According to a Tokyo Life Sciences Institute statement, hot springs in Japan, rich in iron, provide a unique natural laboratory for studying microbial metabolism under conditions similar to those of early Earth during the late Archean to early Proterozoic transition, which was marked by the Great Oxidation Event.
Thus, such springs help us understand how primitive microbial ecosystems formed before plants and animals appeared, or provided atmospheric oxygen in large quantities, says Sean McGlynn, who supervised the study.
Analysis results
Using metagenomic analysis, the team collected more than 200 high-quality microbial genomes and used them to analyze in detail the functions of microbes in the community. The same microbes, which linked iron and oxygen metabolism, converted a toxic compound into an energy source, and helped maintain conditions that allowed oxygen-sensitive anaerobic bacteria to survive.
These microbial communities also carried out basic biological processes, such as the carbon and nitrogen cycle, and the researchers also found evidence of a partial sulfur cycle, as they identified genes involved in sulfide oxidation and sulfate assimilation.
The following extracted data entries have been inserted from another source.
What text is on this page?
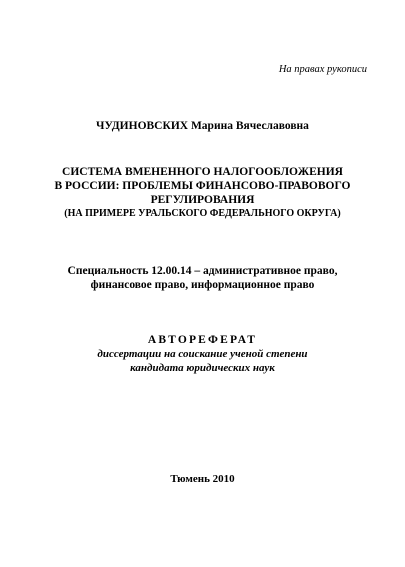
На правах рукописи
ЧУДИНОВСКИХ Марина Вячеславовна
СИСТЕМА ВМЕНЕННОГО НАЛОГООБЛОЖЕНИЯ
В РОССИИ: ПРОБЛЕМЫ ФИНАНСОВО-ПРАВОВОГО
РЕГУЛИРОВАНИЯ
(НА ПРИМЕРЕ УРАЛЬСКОГО ФЕДЕРАЛЬНОГО ОКРУГА)
Специальность 12.00.14 – административное право,
финансовое право, информационное право
АВТОРЕФЕРАТ
диссертации на соискание ученой степени
кандидата юридических наук
Тюмень 2010
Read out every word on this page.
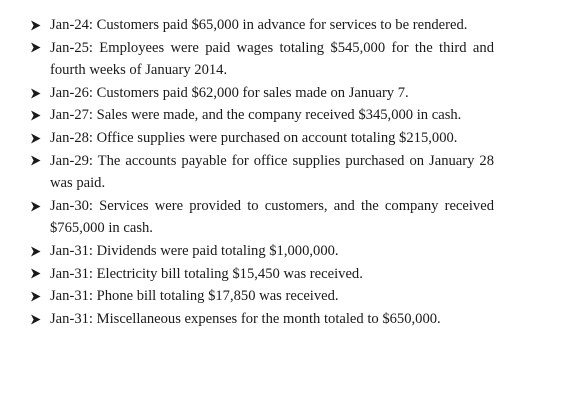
Jan-24: Customers paid $65,000 in advance for services to be rendered.
Jan-25: Employees were paid wages totaling $545,000 for the third and fourth weeks of January 2014.
Jan-26: Customers paid $62,000 for sales made on January 7.
Jan-27: Sales were made, and the company received $345,000 in cash.
Jan-28: Office supplies were purchased on account totaling $215,000.
Jan-29: The accounts payable for office supplies purchased on January 28 was paid.
Jan-30: Services were provided to customers, and the company received $765,000 in cash.
Jan-31: Dividends were paid totaling $1,000,000.
Jan-31: Electricity bill totaling $15,450 was received.
Jan-31: Phone bill totaling $17,850 was received.
Jan-31: Miscellaneous expenses for the month totaled to $650,000.
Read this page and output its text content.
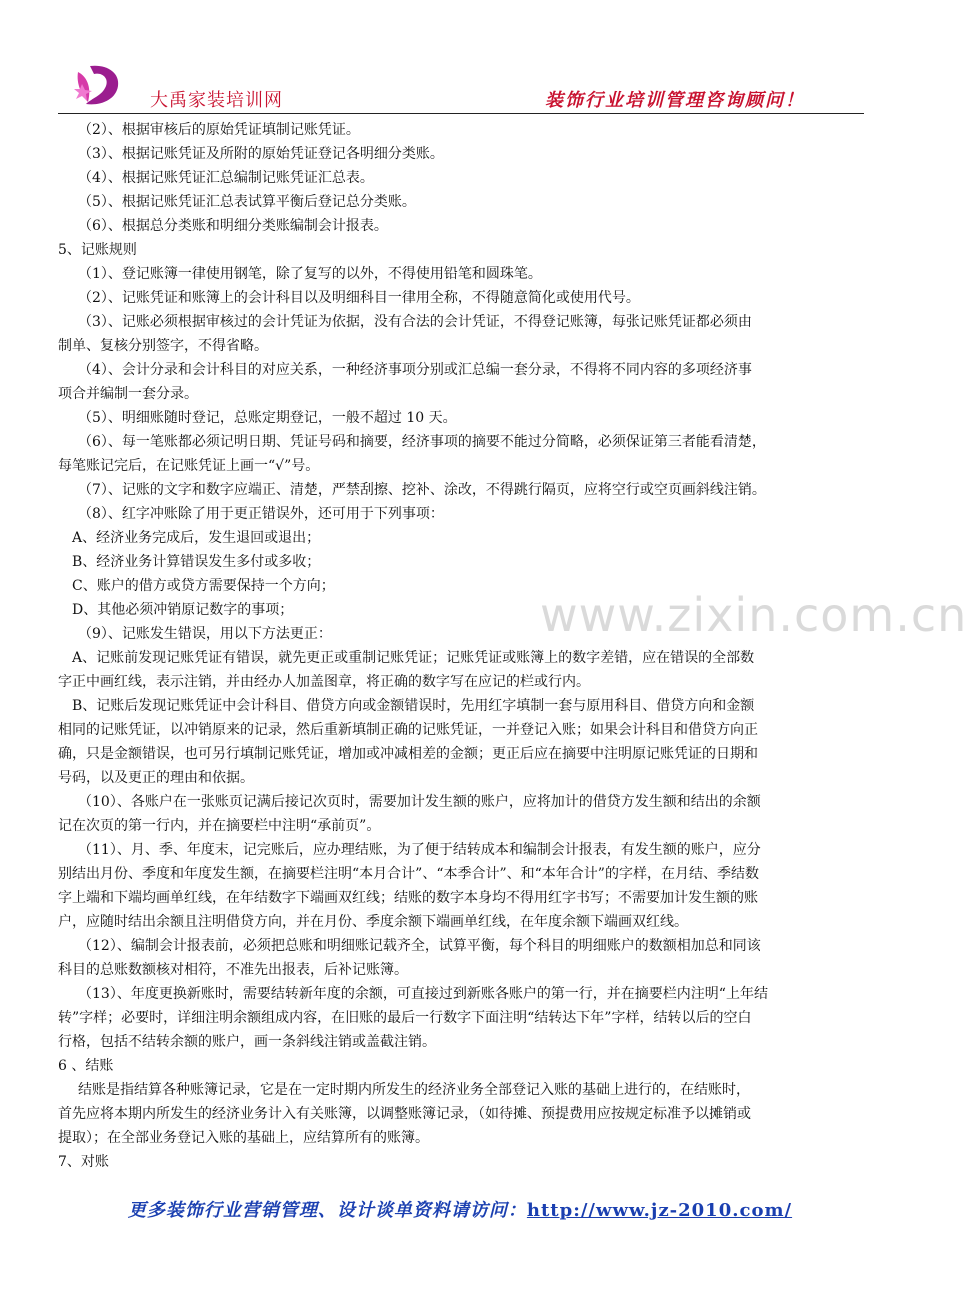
大禹家装培训网	装饰行业培训管理咨询顾问！

（2）、根据审核后的原始凭证填制记账凭证。

（3）、根据记账凭证及所附的原始凭证登记各明细分类账。

（4）、根据记账凭证汇总编制记账凭证汇总表。

（5）、根据记账凭证汇总表试算平衡后登记总分类账。

（6）、根据总分类账和明细分类账编制会计报表。

5、记账规则

（1）、登记账簿一律使用钢笔，除了复写的以外，不得使用铅笔和圆珠笔。

（2）、记账凭证和账簿上的会计科目以及明细科目一律用全称，不得随意简化或使用代号。

（3）、记账必须根据审核过的会计凭证为依据，没有合法的会计凭证，不得登记账簿，每张记账凭证都必须由

制单、复核分别签字，不得省略。

（4）、会计分录和会计科目的对应关系，一种经济事项分别或汇总编一套分录，不得将不同内容的多项经济事

项合并编制一套分录。

（5）、明细账随时登记，总账定期登记，一般不超过 10 天。

（6）、每一笔账都必须记明日期、凭证号码和摘要，经济事项的摘要不能过分简略，必须保证第三者能看清楚，

每笔账记完后，在记账凭证上画一“√”号。

（7）、记账的文字和数字应端正、清楚，严禁刮擦、挖补、涂改，不得跳行隔页，应将空行或空页画斜线注销。

（8）、红字冲账除了用于更正错误外，还可用于下列事项：

A、经济业务完成后，发生退回或退出；

B、经济业务计算错误发生多付或多收；

C、账户的借方或贷方需要保持一个方向；

D、其他必须冲销原记数字的事项；

（9）、记账发生错误，用以下方法更正：

A、记账前发现记账凭证有错误，就先更正或重制记账凭证；记账凭证或账簿上的数字差错，应在错误的全部数

字正中画红线，表示注销，并由经办人加盖图章，将正确的数字写在应记的栏或行内。

B、记账后发现记账凭证中会计科目、借贷方向或金额错误时，先用红字填制一套与原用科目、借贷方向和金额

相同的记账凭证，以冲销原来的记录，然后重新填制正确的记账凭证，一并登记入账；如果会计科目和借贷方向正

确，只是金额错误，也可另行填制记账凭证，增加或冲减相差的金额；更正后应在摘要中注明原记账凭证的日期和

号码，以及更正的理由和依据。

（10）、各账户在一张账页记满后接记次页时，需要加计发生额的账户，应将加计的借贷方发生额和结出的余额

记在次页的第一行内，并在摘要栏中注明“承前页”。

（11）、月、季、年度末，记完账后，应办理结账，为了便于结转成本和编制会计报表，有发生额的账户，应分

别结出月份、季度和年度发生额，在摘要栏注明“本月合计”、“本季合计”、和“本年合计”的字样，在月结、季结数

字上端和下端均画单红线，在年结数字下端画双红线；结账的数字本身均不得用红字书写；不需要加计发生额的账

户，应随时结出余额且注明借贷方向，并在月份、季度余额下端画单红线，在年度余额下端画双红线。

（12）、编制会计报表前，必须把总账和明细账记载齐全，试算平衡，每个科目的明细账户的数额相加总和同该

科目的总账数额核对相符，不准先出报表，后补记账簿。

（13）、年度更换新账时，需要结转新年度的余额，可直接过到新账各账户的第一行，并在摘要栏内注明“上年结

转”字样；必要时，详细注明余额组成内容，在旧账的最后一行数字下面注明“结转达下年”字样，结转以后的空白

行格，包括不结转余额的账户，画一条斜线注销或盖截注销。

6 、结账

结账是指结算各种账簿记录，它是在一定时期内所发生的经济业务全部登记入账的基础上进行的，在结账时，

首先应将本期内所发生的经济业务计入有关账簿，以调整账簿记录，（如待摊、预提费用应按规定标准予以摊销或

提取）；在全部业务登记入账的基础上，应结算所有的账簿。

7、对账

www.zixin.com.cn
更多装饰行业营销管理、设计谈单资料请访问：http://www.jz-2010.com/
Since hot springs contain only trace amounts of sulfur compounds, this was a surprising discovery. The researchers suggest that this may indicate a “mysterious” sulfur cycle, in which microbes recycle sulfur in complex ways that are not yet fully understood
“Despite differences in geochemical and microbial composition across sites, our results show that in the presence of ferrous iron and limited oxygen, communities of microscopic iron oxidizers, oxygenic photosynthetic organisms, and anaerobes constantly coexist and maintain remarkably similar and complete biochemical cycles,” says Fatima Li Hao, a graduate student at the Tokyo Life Sciences Institute, who conducted the study, in statements obtained by Al Jazeera Net.
“The research signals a shift in our understanding of early ecosystems, showing that microbes may have exploited energy from the oxidation of iron and oxygen produced by early photosynthetic organisms,” Hao adds.
The post Hot springs in Japan reveal the secrets of the oldest forms of life on Earth sciences appeared first on Veritas News.